In a world where you no longer have to even know the location
of a record store in order to hear new music, it almost doesn't matter how good you are; upcoming artists have - in their wildest dreams - something approaching thirty seconds to make their mark. That's a pretty scary thought, and one which causes all manner of fuck-ups to adorn first tracks. Yeah, everyone feels like they have to do something ridiculous in order to stand out; if you're not the world's next Radiohead, why bother, right? Which is why it's refreshing once in every while to hear a band like The Midway State, who are pretty special without even trying to be.

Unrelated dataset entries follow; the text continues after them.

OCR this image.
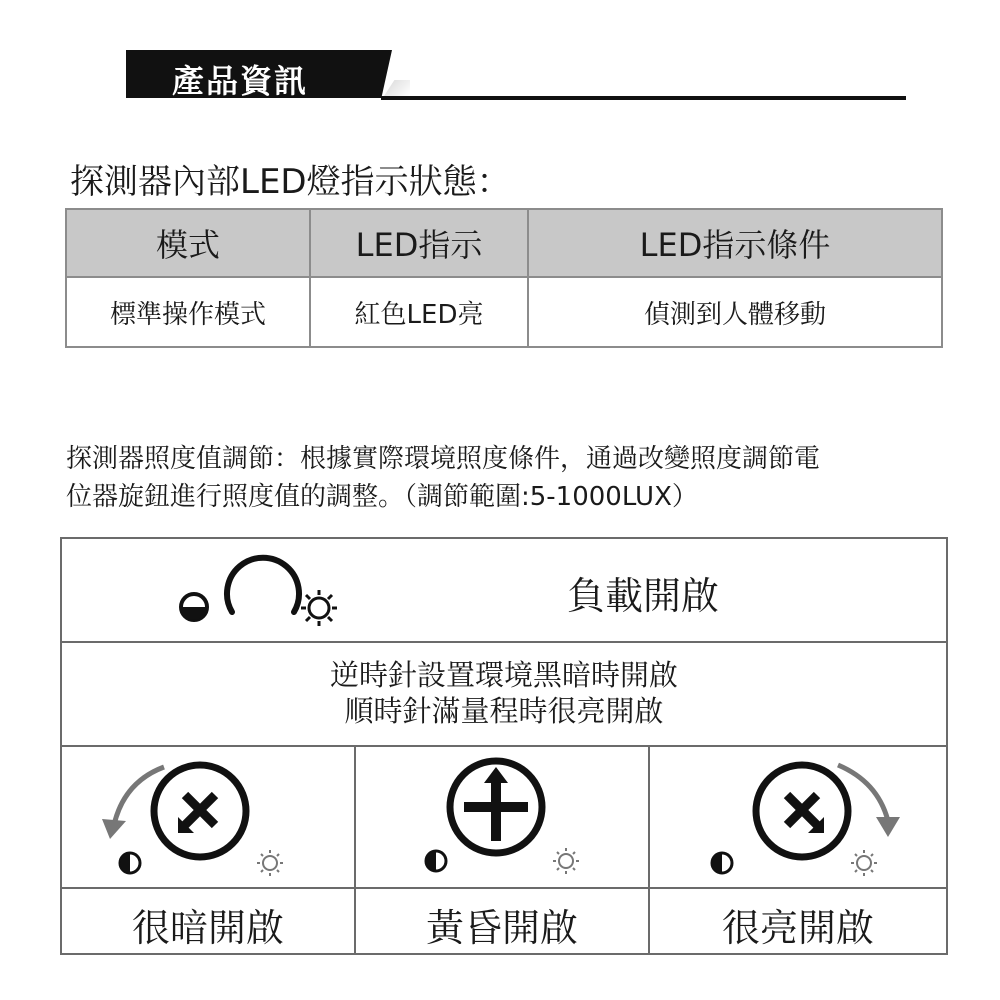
產品資訊
探測器內部LED燈指示狀態：
模式	LED指示	LED指示條件
標準操作模式	紅色LED亮	偵測到人體移動
探測器照度值調節：根據實際環境照度條件，通過改變照度調節電
位器旋鈕進行照度值的調整。（調節範圍:5-1000LUX）
負載開啟
逆時針設置環境黑暗時開啟
順時針滿量程時很亮開啟
很暗開啟	黃昏開啟	很亮開啟
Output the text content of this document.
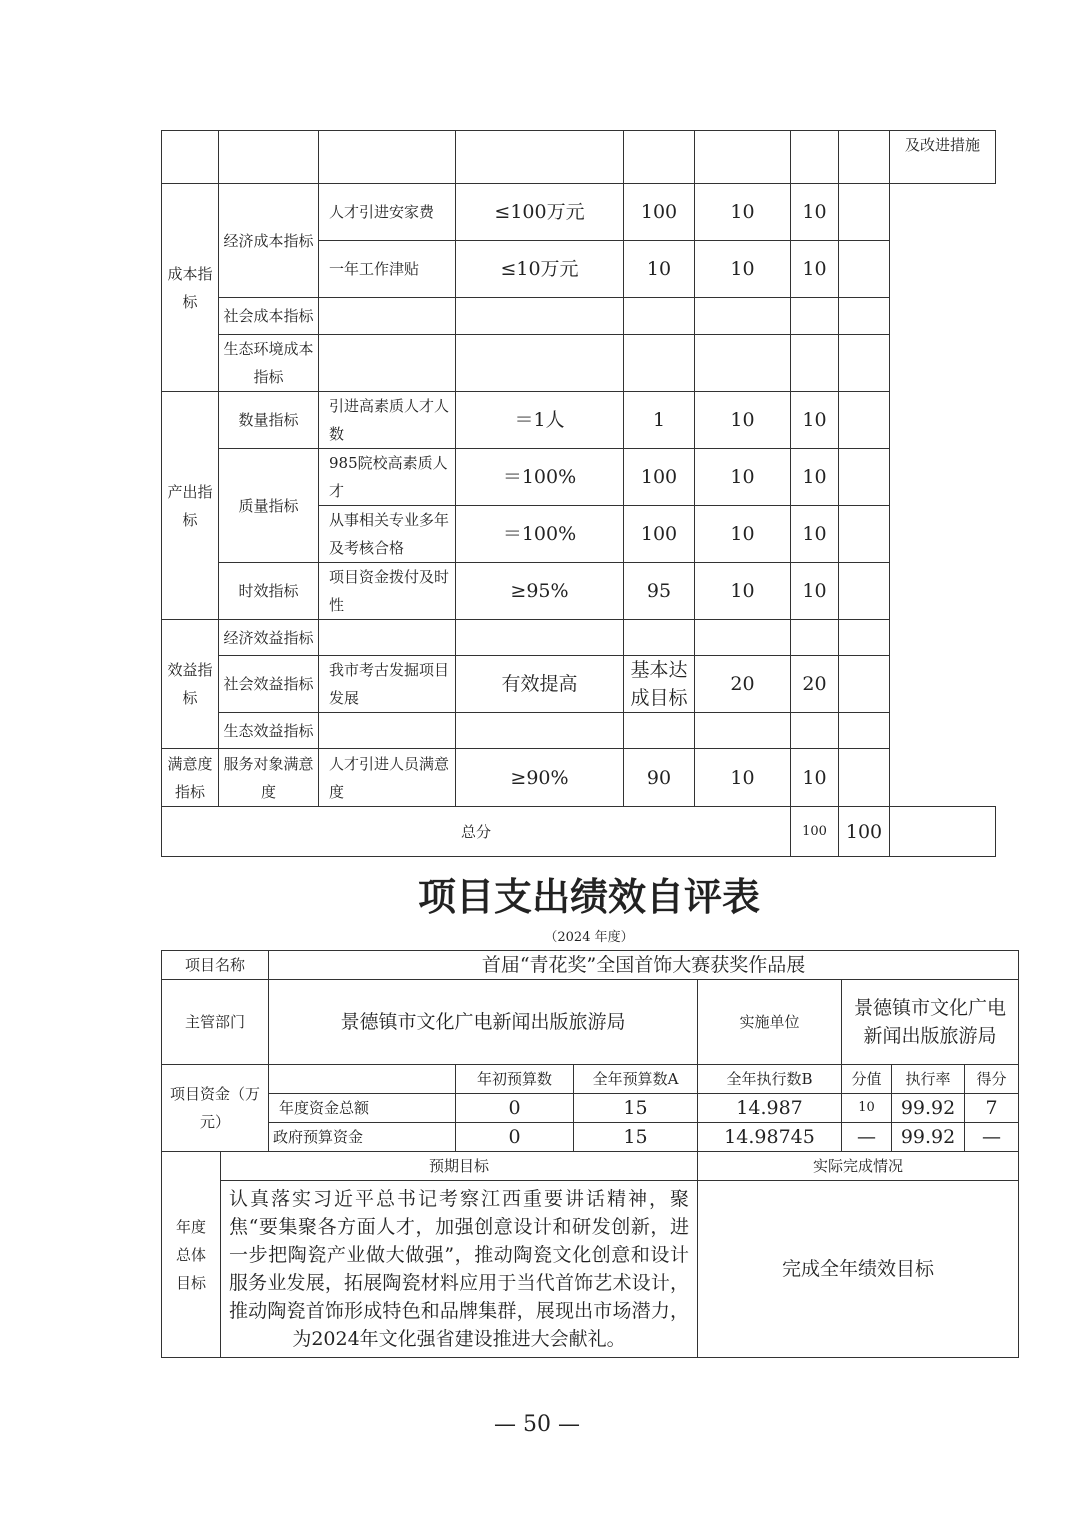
								及改进措施
成本指标	经济成本指标	人才引进安家费	≤100万元	100	10	10		
		一年工作津贴	≤10万元	10	10	10		
	社会成本指标							
	生态环境成本指标							
产出指标	数量指标	引进高素质人才人数	＝1人	1	10	10		
	质量指标	985院校高素质人才	＝100%	100	10	10		
		从事相关专业多年及考核合格	＝100%	100	10	10		
	时效指标	项目资金拨付及时性	≥95%	95	10	10		
效益指标	经济效益指标							
	社会效益指标	我市考古发掘项目发展	有效提高	基本达成目标	20	20		
	生态效益指标							
满意度指标	服务对象满意度	人才引进人员满意度	≥90%	90	10	10		
总分						100	100	
项目支出绩效自评表
（2024 年度）
项目名称		首届“青花奖”全国首饰大赛获奖作品展						
主管部门		景德镇市文化广电新闻出版旅游局			实施单位	景德镇市文化广电新闻出版旅游局		
项目资金（万元）			年初预算数	全年预算数A	全年执行数B	分值	执行率	得分
		年度资金总额	0	15	14.987	10	99.92	7
		政府预算资金	0	15	14.98745	—	99.92	—
年度总体目标	预期目标				实际完成情况			
	认真落实习近平总书记考察江西重要讲话精神，聚焦“要集聚各方面人才，加强创意设计和研发创新，进一步把陶瓷产业做大做强”，推动陶瓷文化创意和设计服务业发展，拓展陶瓷材料应用于当代首饰艺术设计，推动陶瓷首饰形成特色和品牌集群，展现出市场潜力，为2024年文化强省建设推进大会献礼。				完成全年绩效目标			
— 50 —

Melodies and rhythms all over the damn place! I sometimes think we forgot about those things somewhere down the line; let's face it, if standing out in such a crowded field is difficult, finding those stand-outs has to take its toll to an extent. But the Canadian outfit's second record Paris or India
is nothing if not a refuge. It doesn't hide its poppy aesthetic or posture. Its driving synths and reverb-drowning guitars are knowingly anthemic. It's not afraid to go where you've anticipated it might, and it's always beautiful when you get there. It's usually epic, too.
Part of the reason The Midway State are able to fall back into these staples is the simple fact that they've nailed a sonic texture so smooth and gorgeous that it's impossible for them not
to sound fresh, which is no mean feat. While everyone has their tolerance limits for production values, Paris or India
finds the pristine middle ground between energetic and ethereal that much pop music tries cheaply to exploit, but few artists would capitalise on locating such a groove in the way that The Midway State do, melding toe-tapping beats to the most uplifting of choruses at every juncture.
Paris or India
is a record which never really attempts profundity, but it's light years from a shallow outing, and the depth that it does possess from moment to moment is amplified so beautiful by the way it works as a whole, never relenting, never relying on anything except its own vibrant and catchy heart to propel it. I would say that ninety-nine percent of people will know after the first four discernible notes of opener 'Alive' whether Paris or India
is for them, and the great thing about records as bold as this one is that the impression they leave tends to be lasting.